Tanpa berpikir panjang, saya mengurangi kecepatan lalu menepikan mobil. Saya berhenti sekitar tiga puluh meter di depannya. Dari kaca spion saya memperhatikan anak itu. Ia tampak melihat kendaraan saya, tetapi langkahnya tetap santai. Tidak ada tanda-tanda mempercepat langkah, apalagi berlari kecil menghampiri. Saya menunggu beberapa saat, sambil bertanya-tanya dalam hati, mengapa ia tidak segera mendekat ketika ada orang yang hendak membantunya.
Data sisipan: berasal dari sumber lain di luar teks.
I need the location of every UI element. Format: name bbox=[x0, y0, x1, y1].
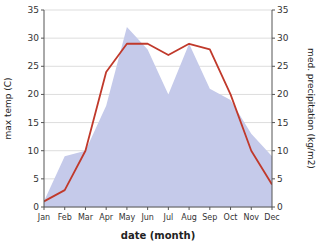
grid bbox=[44, 10, 272, 207]
axes: 0 5 10 15 20 25 30 35 0 5 10 15 20 25 30 35 Jan Feb Mar Apr… bbox=[28, 5, 289, 222]
x-tick-label: Nov bbox=[243, 213, 259, 222]
x-tick bbox=[168, 207, 169, 210]
x-tick-label: Oct bbox=[224, 213, 238, 222]
y-tick-label: 15 bbox=[28, 118, 39, 128]
y-tick-label: 10 bbox=[28, 146, 40, 156]
y-tick bbox=[41, 66, 44, 67]
y2-tick-label: 30 bbox=[277, 33, 289, 43]
x-tick bbox=[85, 207, 86, 210]
grid-line bbox=[44, 38, 272, 39]
y2-tick-label: 25 bbox=[277, 61, 288, 71]
x-tick bbox=[230, 207, 231, 210]
x-tick-label: Apr bbox=[99, 213, 114, 222]
x-tick-label: Feb bbox=[58, 213, 72, 222]
x-tick-label: Aug bbox=[181, 213, 197, 222]
grid-line bbox=[44, 10, 272, 11]
x-tick-label: Mar bbox=[78, 213, 94, 222]
y-tick bbox=[41, 38, 44, 39]
y2-axis-line bbox=[272, 10, 273, 207]
y-tick bbox=[41, 10, 44, 11]
plot-data bbox=[44, 27, 272, 207]
y2-tick-label: 35 bbox=[277, 5, 288, 15]
y2-tick bbox=[272, 122, 275, 123]
x-tick-label: Jun bbox=[140, 213, 154, 222]
x-tick bbox=[147, 207, 148, 210]
y-tick bbox=[41, 122, 44, 123]
y2-tick bbox=[272, 178, 275, 179]
y2-tick-label: 5 bbox=[277, 174, 283, 184]
x-tick-label: Dec bbox=[264, 213, 279, 222]
x-tick bbox=[209, 207, 210, 210]
x-axis-title: date (month) bbox=[121, 230, 195, 241]
x-tick-label: Sep bbox=[202, 213, 217, 222]
x-tick-label: Jul bbox=[163, 213, 174, 222]
x-tick bbox=[126, 207, 127, 210]
y-axis-title: max temp (C) bbox=[3, 77, 13, 139]
x-tick-label: Jan bbox=[37, 213, 50, 222]
x-tick bbox=[106, 207, 107, 210]
y-tick-label: 5 bbox=[33, 174, 39, 184]
x-tick bbox=[44, 207, 45, 210]
y2-tick-label: 20 bbox=[277, 89, 289, 99]
x-axis-line bbox=[44, 207, 272, 208]
x-tick bbox=[251, 207, 252, 210]
y-tick-label: 0 bbox=[33, 202, 39, 212]
grid-line bbox=[44, 66, 272, 67]
x-tick bbox=[64, 207, 65, 210]
y-tick bbox=[41, 178, 44, 179]
x-tick bbox=[272, 207, 273, 210]
y2-tick-label: 10 bbox=[277, 146, 289, 156]
chart: 0 5 10 15 20 25 30 35 0 5 10 15 20 25 30 35 Jan Feb Mar Apr… bbox=[0, 0, 318, 247]
y2-tick-label: 0 bbox=[277, 202, 283, 212]
y-tick-label: 35 bbox=[28, 5, 39, 15]
y-axis-line bbox=[44, 10, 45, 207]
y-tick-label: 20 bbox=[28, 89, 40, 99]
background bbox=[0, 0, 318, 247]
y2-tick bbox=[272, 10, 275, 11]
y-tick-label: 30 bbox=[28, 33, 40, 43]
y2-tick bbox=[272, 150, 275, 151]
y2-axis-title: med. precipitation (kg/m2) bbox=[306, 48, 316, 169]
y-tick bbox=[41, 150, 44, 151]
y2-tick bbox=[272, 38, 275, 39]
y-tick bbox=[41, 94, 44, 95]
grid-line bbox=[44, 207, 272, 208]
y2-tick bbox=[272, 66, 275, 67]
x-tick-label: May bbox=[119, 213, 136, 222]
area bbox=[44, 27, 272, 207]
line bbox=[44, 44, 272, 202]
y2-tick-label: 15 bbox=[277, 118, 288, 128]
y-tick-label: 25 bbox=[28, 61, 39, 71]
y2-tick bbox=[272, 94, 275, 95]
x-tick bbox=[189, 207, 190, 210]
Setelah ia masuk ke dalam mobil, saya bertanya, “Tadi kamu sudah lihat saya berhenti menunggu. Kenapa tidak berlari kecil supaya saya tidak menunggu terlalu lama?” Ia hanya diam. Wajahnya terlihat bingung. Barulah saya menjelaskan, “Kalau nanti ada guru atau siapa pun yang berhenti untuk memberikan tumpangan, segeralah menghampiri. Jangan berjalan santai seperti tadi.” Kali ini ia mengangguk pelan dan menjawab, “Iya, Pak.”
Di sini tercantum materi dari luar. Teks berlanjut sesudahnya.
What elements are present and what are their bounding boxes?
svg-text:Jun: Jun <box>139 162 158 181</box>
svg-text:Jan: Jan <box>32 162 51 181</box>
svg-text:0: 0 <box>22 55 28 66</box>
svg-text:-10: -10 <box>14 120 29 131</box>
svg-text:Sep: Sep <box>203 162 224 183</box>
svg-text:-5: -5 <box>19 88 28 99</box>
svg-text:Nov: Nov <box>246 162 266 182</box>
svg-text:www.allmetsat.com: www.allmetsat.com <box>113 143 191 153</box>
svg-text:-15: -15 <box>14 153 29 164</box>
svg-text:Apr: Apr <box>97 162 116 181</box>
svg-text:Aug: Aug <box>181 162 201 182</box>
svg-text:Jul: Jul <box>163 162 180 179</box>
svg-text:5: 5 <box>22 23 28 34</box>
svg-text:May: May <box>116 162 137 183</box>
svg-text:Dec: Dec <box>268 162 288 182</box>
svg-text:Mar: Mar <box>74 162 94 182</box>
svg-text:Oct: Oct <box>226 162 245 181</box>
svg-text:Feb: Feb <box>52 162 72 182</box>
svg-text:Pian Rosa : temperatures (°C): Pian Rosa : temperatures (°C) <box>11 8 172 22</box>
Percakapan singkat itu terus terngiang dalam perjalanan saya. Mungkin saya terlalu cepat menyimpulkan bahwa anak itu tidak peduli. Bisa jadi ia belum pernah diajarkan bagaimana menyambut sebuah pertolongan. Namun, dari peristiwa sederhana itu saya menyadari bahwa membantu orang lain ternyata tidak cukup hanya dengan niat baik. Pertolongan juga membutuhkan dukungan dari orang yang ditolong.
Dalam kehidupan sehari-hari, kita sering berbicara tentang pentingnya saling menolong. Namun, jarang disadari bahwa orang yang menerima bantuan juga memiliki peran. Sikap menghargai, bergegas menyambut uluran tangan, mengucapkan terima kasih, atau sekadar menunjukkan antusiasme adalah bentuk empati yang membuat kebaikan terasa bermakna. Ketika pertolongan disambut dengan baik, orang tidak hanya merasa dihargai, tetapi juga terdorong untuk terus berbuat baik kepada orang lain.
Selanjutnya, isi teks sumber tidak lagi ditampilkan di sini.